I also said that I prefer government bonds to corporate bonds. How did that go? They both did well, so honestly it’s splitting hairs. But long-duration government bonds generally outperform corporate bonds, even many of the riskier high-yield corporate bonds, which tend to outperform on any rally.
My two smallest funds when we started were (and remain) Asia-focused: Japanese large-cap and Asian ex-Japan developed stocks. A little more than a tenth of my portfolio is in each one. I owned these mainly on the simple premise that they were cheap, both in absolute terms and compared to other stock markets. They still are.
And both were a gamble that China would have to relax its approach to Covid. Beijing started doing this when I wrote about Asia on December 9th. It turned out to be less a loosening than a swipe with the Longquan sword.
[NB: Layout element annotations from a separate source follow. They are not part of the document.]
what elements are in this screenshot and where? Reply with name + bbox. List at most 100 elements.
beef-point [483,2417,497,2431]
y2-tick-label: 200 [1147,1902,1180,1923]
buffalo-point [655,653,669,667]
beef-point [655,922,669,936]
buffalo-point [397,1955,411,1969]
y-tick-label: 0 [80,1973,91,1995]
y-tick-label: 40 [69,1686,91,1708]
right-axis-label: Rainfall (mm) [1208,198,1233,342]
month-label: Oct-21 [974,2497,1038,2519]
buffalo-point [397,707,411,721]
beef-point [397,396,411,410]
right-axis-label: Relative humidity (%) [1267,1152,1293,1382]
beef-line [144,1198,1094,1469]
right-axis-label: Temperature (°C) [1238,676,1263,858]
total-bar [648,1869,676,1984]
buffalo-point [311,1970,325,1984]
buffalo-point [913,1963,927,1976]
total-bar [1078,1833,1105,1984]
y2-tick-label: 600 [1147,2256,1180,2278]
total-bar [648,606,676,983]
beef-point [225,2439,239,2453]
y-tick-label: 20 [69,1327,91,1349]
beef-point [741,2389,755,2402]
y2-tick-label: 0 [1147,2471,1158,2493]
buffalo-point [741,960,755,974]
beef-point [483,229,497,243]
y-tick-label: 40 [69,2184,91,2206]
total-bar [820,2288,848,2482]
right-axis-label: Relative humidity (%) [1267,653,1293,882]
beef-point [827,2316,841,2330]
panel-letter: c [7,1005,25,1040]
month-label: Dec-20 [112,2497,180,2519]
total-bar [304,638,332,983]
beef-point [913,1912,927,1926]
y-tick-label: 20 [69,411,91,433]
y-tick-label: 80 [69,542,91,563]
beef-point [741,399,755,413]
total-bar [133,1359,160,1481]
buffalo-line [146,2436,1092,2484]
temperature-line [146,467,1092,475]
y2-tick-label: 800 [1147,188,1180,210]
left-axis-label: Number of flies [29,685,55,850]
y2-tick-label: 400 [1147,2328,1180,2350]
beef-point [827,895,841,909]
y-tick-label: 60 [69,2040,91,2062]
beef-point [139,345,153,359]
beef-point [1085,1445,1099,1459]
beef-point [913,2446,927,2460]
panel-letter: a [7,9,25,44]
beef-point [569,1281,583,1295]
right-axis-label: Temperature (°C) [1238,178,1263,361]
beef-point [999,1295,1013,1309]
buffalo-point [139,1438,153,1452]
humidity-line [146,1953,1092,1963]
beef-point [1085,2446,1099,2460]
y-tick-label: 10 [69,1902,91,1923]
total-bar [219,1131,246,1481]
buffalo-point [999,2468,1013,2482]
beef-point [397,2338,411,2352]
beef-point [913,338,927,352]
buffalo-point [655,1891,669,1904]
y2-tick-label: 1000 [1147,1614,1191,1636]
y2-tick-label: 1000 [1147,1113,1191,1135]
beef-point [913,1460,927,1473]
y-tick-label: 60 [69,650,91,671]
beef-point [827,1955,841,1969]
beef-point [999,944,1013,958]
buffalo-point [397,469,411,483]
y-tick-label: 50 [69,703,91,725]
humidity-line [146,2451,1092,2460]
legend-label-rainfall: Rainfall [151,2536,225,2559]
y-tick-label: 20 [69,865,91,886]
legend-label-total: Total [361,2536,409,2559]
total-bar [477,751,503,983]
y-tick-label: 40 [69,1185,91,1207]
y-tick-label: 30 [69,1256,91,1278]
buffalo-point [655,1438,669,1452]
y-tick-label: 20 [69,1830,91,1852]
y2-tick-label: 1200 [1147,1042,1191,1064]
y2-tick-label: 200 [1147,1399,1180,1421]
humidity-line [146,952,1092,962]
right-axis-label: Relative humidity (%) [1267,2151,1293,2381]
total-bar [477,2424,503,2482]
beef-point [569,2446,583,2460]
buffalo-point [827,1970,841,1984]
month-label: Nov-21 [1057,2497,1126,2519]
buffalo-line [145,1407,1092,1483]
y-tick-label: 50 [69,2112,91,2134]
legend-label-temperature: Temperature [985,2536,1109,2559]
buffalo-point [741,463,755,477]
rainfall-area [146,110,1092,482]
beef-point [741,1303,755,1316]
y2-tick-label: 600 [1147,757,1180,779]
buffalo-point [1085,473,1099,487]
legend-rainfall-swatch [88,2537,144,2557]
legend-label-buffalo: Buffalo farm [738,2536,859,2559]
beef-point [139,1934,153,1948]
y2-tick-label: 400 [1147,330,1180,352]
Few punters, myself included, imagined the mainland economy reopening so quickly.
The positive effect this will have on global demand should not be underestimated and deserves a separate column in due course. Meanwhile, it has helped Asia ex-Japan and Japanese stocks rise 5 percent since December.
So an OK first quarter. My retirement pot is 6 percent fuller, even though excess cash is dampening returns. Are there lessons that readers can take away? I got lucky with the timing, but it was worth ignoring the naysayers in November. This is usually the case, especially when it comes to stocks.
It’s also tempting to conclude that value matters – that my preference for cheap British, Asian and Japanese companies was a winner. Maybe it helped. But the truth is, value investing can outperform so-called growth strategies for years — like in the recent past.
So we shouldn’t get carried away. And as this adventure is only three months into the future, please keep emailing me your topic ideas and general feedback. The more we work together, the sooner we can all retire.